Design hourly aggregate tables that can be used to generate monthly reports on Action API usage requested in T102079:
- Number of user agents coming from Labs or third party services, on a monthly basis + all time (DevRel, to check whether our APIs are increasing adoption)
- Volume of API requests coming from Labs or third party services, on a monthly basis (DevRel, to check the trend of usage of our APIs)
- Ranking of user agents coming from Labs or third party services with a highest activity, on a monthly basis + all time (DevRel, to help identifying the services making intensive use of our APIs)
- Ranking of most requested actions/parameters, on a monthly basis + all time (DevRel, to help identifying usage of our APIs and check against our documentation, APIs we should promote...)
Retaining the full request information similar to api.log in Hadoop to support 30 day reporting is undesirable for several reasons:
- Large amount of data to store and query
- Possibility of leaking private/sensitive information in the event of a data breach
- Possible to correlate events in ways that create privacy issue (e.g. distinct user reading history)
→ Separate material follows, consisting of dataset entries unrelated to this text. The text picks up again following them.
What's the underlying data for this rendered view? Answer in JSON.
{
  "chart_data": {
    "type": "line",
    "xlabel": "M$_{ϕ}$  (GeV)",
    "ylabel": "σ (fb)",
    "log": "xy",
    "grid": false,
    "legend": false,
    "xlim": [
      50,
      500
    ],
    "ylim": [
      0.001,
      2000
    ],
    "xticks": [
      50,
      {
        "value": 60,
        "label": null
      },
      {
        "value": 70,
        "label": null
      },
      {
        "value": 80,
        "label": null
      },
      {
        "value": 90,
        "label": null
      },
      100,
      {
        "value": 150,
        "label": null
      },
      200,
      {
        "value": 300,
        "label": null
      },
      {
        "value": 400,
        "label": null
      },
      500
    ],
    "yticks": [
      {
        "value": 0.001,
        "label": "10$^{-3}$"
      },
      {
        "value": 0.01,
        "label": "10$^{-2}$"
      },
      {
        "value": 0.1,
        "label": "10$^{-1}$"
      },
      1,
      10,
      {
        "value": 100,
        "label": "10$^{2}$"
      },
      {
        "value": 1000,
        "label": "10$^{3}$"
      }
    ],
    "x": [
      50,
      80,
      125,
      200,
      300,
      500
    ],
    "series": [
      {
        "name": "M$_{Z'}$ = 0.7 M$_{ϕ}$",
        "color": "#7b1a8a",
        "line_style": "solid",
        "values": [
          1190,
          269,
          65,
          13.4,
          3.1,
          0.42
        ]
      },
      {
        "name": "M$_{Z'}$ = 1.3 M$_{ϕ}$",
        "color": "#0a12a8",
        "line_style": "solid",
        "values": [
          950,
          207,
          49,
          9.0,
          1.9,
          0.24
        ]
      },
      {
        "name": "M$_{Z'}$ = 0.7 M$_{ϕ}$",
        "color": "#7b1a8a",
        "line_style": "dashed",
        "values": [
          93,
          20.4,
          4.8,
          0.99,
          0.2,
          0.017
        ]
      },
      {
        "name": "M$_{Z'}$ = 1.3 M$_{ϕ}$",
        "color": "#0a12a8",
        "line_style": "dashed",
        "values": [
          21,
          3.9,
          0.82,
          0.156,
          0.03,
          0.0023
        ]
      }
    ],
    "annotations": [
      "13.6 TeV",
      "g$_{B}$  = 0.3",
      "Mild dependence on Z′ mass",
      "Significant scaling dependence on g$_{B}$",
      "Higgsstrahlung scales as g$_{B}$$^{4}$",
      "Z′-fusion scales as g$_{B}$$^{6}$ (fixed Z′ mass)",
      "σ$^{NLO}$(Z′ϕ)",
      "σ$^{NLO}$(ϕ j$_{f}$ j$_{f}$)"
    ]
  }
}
Using aggregate tables with hourly aggregate data can allow us to answer questions by summing simple counts and separate data in such a way that we can avoid allowing undesirable correlations.
Once we have the reporting tables designed we can work backwards to determine what source data we need to capture to populate the aggregate tables and further restrict the possibility of unwanted correlations by not logging data that is unneeded for the current reporting.